Hace un par de años en mi familia
hubo una época en la que a la gente le dio por morirse. En menos de una semana
a mis dos abuelos se les ocurrió que lo mejor era opositar para sacar por fin
plaza fija en el Ministerio de Ausencia y pedir una excedencia indefinida —supongo
que por aquello de poder volver a fumar sin preocuparse de pagar ya otras
facturas. Un día, de pronto, tras más de cuatro lustros aparcada en un rincón,
la pelona se instaló de golpe en mi casa y, claro, aquí ninguno entendía nada.
“¿Quién es esta señora tan fea?”, nos preguntábamos todos. Por aquel entonces
aquí casi nadie acostumbraba a morir, por lo que comenzamos a sentirnos un poco
menos intocables. Más mortales, vamos. Algo así como lo que le sucedió a Buzz
Lightyear cuando descubrió que en realidad era un juguete.
Uno de ellos, el paterno —que veía
penaltis al Madrid hasta cuando la falta era en el medio campo— llegó incluso a
morir dos veces: la primera de ellas estaba yo en Lynchburg haciendo el tour de
la destilería de Jack Daniels, cuando en mitad del recorrido mi tía me escribió
para decirme cuánto lo sentía. Automáticamente mandé un mensaje a mi madre para
decirle: “Joder mamá, malo es que esté lejos y se muera el abuelo, pero que no
me lo digáis…”, a lo que ella me contestó con un “Pero ¿qué dices, hijo? Si todavía no se ha muerto”. La segunda, un
poco más mortal que la primera, fue ese mismo día, sólo diez horas más tarde.
Andaba yo en Atlanta cenando unas alitas muy picantes cuando mi padre me llamó
para decirme que aquel hombre por fin había decidido exhalar su último suspiro.

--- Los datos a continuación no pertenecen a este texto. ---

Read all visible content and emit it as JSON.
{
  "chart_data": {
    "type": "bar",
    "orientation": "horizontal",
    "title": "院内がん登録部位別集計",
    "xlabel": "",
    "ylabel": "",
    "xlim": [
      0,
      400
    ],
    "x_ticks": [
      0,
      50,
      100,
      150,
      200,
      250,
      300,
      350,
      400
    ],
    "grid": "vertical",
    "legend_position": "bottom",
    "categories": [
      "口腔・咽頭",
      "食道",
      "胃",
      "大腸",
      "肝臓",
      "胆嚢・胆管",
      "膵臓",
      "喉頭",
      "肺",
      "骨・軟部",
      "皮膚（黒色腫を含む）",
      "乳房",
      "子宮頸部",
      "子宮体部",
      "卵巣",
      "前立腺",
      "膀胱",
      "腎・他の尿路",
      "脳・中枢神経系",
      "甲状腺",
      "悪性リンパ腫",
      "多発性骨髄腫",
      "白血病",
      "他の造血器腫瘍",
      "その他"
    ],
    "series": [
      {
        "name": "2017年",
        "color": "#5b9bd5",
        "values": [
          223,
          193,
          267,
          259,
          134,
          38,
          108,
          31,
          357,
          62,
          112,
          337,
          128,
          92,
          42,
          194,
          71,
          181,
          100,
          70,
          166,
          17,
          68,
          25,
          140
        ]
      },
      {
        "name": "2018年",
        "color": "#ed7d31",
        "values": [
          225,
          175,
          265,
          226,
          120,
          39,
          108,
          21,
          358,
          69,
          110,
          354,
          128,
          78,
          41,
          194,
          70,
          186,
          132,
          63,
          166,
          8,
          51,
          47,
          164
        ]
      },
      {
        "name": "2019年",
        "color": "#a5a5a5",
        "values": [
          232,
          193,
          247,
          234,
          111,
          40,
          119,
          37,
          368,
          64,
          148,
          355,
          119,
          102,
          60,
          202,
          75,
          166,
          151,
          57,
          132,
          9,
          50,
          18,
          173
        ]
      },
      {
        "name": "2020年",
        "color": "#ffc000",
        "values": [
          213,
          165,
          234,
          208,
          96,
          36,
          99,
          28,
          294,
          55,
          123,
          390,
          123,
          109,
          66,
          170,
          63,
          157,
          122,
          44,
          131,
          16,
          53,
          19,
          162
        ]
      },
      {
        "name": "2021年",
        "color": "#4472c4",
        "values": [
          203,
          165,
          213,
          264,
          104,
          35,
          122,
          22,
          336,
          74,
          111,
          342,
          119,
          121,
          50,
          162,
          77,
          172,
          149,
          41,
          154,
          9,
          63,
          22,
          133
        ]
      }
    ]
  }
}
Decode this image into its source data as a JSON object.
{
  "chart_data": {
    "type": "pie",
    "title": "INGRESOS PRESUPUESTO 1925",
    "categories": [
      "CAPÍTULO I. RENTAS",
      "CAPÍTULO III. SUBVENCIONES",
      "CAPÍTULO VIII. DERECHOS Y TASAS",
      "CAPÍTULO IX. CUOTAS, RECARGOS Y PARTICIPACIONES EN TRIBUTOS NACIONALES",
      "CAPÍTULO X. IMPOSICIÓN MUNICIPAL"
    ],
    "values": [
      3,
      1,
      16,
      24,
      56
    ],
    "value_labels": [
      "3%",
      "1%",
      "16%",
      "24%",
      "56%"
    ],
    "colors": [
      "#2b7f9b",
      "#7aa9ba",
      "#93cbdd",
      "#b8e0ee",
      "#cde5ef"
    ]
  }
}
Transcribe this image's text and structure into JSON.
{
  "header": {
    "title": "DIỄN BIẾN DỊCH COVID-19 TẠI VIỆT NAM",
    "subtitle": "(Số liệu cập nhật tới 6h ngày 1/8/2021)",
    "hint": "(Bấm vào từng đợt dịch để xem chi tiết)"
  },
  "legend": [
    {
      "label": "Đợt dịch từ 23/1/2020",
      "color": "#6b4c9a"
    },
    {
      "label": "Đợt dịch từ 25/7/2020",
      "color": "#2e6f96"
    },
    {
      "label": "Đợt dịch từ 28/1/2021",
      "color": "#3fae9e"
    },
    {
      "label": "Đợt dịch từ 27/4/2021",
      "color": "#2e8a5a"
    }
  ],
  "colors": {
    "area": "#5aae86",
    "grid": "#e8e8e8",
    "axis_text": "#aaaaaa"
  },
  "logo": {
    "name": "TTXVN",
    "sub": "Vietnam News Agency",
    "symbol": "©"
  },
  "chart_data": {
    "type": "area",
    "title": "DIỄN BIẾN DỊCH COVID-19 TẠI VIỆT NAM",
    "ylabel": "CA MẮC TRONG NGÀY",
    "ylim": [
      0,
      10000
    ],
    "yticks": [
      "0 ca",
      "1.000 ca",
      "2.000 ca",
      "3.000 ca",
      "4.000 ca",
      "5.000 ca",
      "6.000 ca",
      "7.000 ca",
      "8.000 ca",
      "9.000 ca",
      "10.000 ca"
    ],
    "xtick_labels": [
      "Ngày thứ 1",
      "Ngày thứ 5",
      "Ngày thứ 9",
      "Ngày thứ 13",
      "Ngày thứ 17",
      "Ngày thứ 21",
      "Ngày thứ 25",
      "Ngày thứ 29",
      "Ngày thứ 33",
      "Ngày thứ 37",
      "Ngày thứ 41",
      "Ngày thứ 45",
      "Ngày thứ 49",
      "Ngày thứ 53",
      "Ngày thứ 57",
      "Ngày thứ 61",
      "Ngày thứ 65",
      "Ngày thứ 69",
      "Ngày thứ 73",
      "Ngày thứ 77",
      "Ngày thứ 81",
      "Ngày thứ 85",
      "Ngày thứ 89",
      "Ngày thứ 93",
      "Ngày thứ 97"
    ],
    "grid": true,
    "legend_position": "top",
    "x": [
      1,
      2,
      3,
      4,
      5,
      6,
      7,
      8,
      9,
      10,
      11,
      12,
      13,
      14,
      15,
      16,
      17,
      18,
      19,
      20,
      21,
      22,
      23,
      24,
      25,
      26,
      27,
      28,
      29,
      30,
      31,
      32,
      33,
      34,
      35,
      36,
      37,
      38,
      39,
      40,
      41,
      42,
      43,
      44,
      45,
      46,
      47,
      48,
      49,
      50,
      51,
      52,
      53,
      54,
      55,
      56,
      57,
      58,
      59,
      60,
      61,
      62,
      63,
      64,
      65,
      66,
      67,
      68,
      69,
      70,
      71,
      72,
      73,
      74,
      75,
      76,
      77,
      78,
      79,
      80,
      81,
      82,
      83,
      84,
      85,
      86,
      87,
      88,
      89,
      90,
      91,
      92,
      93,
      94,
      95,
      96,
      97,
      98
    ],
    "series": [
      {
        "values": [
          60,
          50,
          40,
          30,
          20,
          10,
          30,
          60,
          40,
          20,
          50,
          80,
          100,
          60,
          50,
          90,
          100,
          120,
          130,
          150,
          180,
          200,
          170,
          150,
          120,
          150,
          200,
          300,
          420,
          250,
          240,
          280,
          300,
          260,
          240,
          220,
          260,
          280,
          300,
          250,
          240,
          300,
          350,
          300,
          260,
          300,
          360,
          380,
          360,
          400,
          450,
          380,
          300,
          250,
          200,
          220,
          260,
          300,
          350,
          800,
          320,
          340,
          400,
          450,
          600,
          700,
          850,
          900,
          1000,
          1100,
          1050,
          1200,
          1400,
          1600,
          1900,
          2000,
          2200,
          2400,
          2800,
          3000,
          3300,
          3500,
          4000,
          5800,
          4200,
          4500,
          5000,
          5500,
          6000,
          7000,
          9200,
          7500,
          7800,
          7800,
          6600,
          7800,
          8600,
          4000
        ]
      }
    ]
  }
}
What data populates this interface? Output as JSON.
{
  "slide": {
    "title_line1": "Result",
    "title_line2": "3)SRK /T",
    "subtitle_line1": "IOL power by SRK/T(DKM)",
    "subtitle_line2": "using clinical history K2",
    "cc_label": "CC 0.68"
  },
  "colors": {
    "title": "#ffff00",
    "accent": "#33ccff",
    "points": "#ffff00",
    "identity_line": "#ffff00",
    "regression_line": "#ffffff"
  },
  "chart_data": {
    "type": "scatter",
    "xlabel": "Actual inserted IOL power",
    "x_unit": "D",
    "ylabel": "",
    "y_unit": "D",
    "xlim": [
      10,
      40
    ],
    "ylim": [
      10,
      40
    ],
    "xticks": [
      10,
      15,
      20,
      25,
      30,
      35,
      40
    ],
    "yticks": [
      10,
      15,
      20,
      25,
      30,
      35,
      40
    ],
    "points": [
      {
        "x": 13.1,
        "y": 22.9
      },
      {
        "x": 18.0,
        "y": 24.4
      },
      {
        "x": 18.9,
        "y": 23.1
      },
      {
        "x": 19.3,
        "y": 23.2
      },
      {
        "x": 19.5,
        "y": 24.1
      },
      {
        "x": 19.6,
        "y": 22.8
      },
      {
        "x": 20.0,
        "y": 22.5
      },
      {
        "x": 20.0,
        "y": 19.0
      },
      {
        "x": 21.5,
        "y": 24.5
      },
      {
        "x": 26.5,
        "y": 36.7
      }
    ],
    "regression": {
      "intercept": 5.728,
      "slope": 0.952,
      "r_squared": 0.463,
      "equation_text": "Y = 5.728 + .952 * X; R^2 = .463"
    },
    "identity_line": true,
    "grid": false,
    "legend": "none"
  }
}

Cuentan que se fue tan en paz que ni siquiera protestó al árbitro en los
minutos de descuento.
De él recuerdo una tupida
cortinilla en la cabeza que levantaba el vuelo a la menor gota de viento. Eso,
y que según acababa de comer se largaba a jugar al dominó —o al menos eso es lo
que nos hacía creer al resto. Al llegar de la partida se sentaba en la terraza
y libraba una batalla a vida o muerte con un melón al que infligía cortes de
asombrosa precisión, más propios de un cirujano que de un contratista jubilado.
Tal era su obsesión con esa fruta que yo creo que murió con la pena de no ser
nunca nombrado hijo predilecto de Villaconejos.
Aquel balcón del cuarto piso en
el que operaba al piel de sapo se encontraba en el corazón de Benidorm, rodeado
de edificios de otro tiempo. Y es en ese punto de la costa donde más en su
salsa le recuerdo, caminando flamante entre aquellas carreras de andadores que
se daban cita en el paseo marítimo. Fue allí donde durante más de dos décadas se
bailó cada noche un pasodoble con mi abuela. Donde cada tarde, de su brazo,
recorrió ida y vuelta la playa de Levante, amarraditos los dos, como si rindieran
homenaje a María Dolores Pradera.
Mi abuelo no pisó un médico en su
vida, de hecho hubo un tiempo en que a sus ochenta y tantos tenía tanta salud
que hasta pensábamos que acabaría heredándonos a todos. Y, sin embargo, un día
decidió que aquello de vivir ya estaba algo demodé. A Floren, que era un
entusiasta de la vida, no le acabó la enfermedad, o al menos no la suya, que
nunca la tuvo. Le acabó el olvido de la Nico, quien pasó años conviviendo con aquel,
ya entonces extraño, que la atiborraba de leche con galletas. Él, que fue la
persona más independiente que yo he conocido nunca, jamás pudo soportar que el alzhéimer
le convirtiera en un mero compañero de piso de su mujer.
Como si después de sesenta años
casados y miles de paseos hasta el Rincón de Loix eso fuese posible.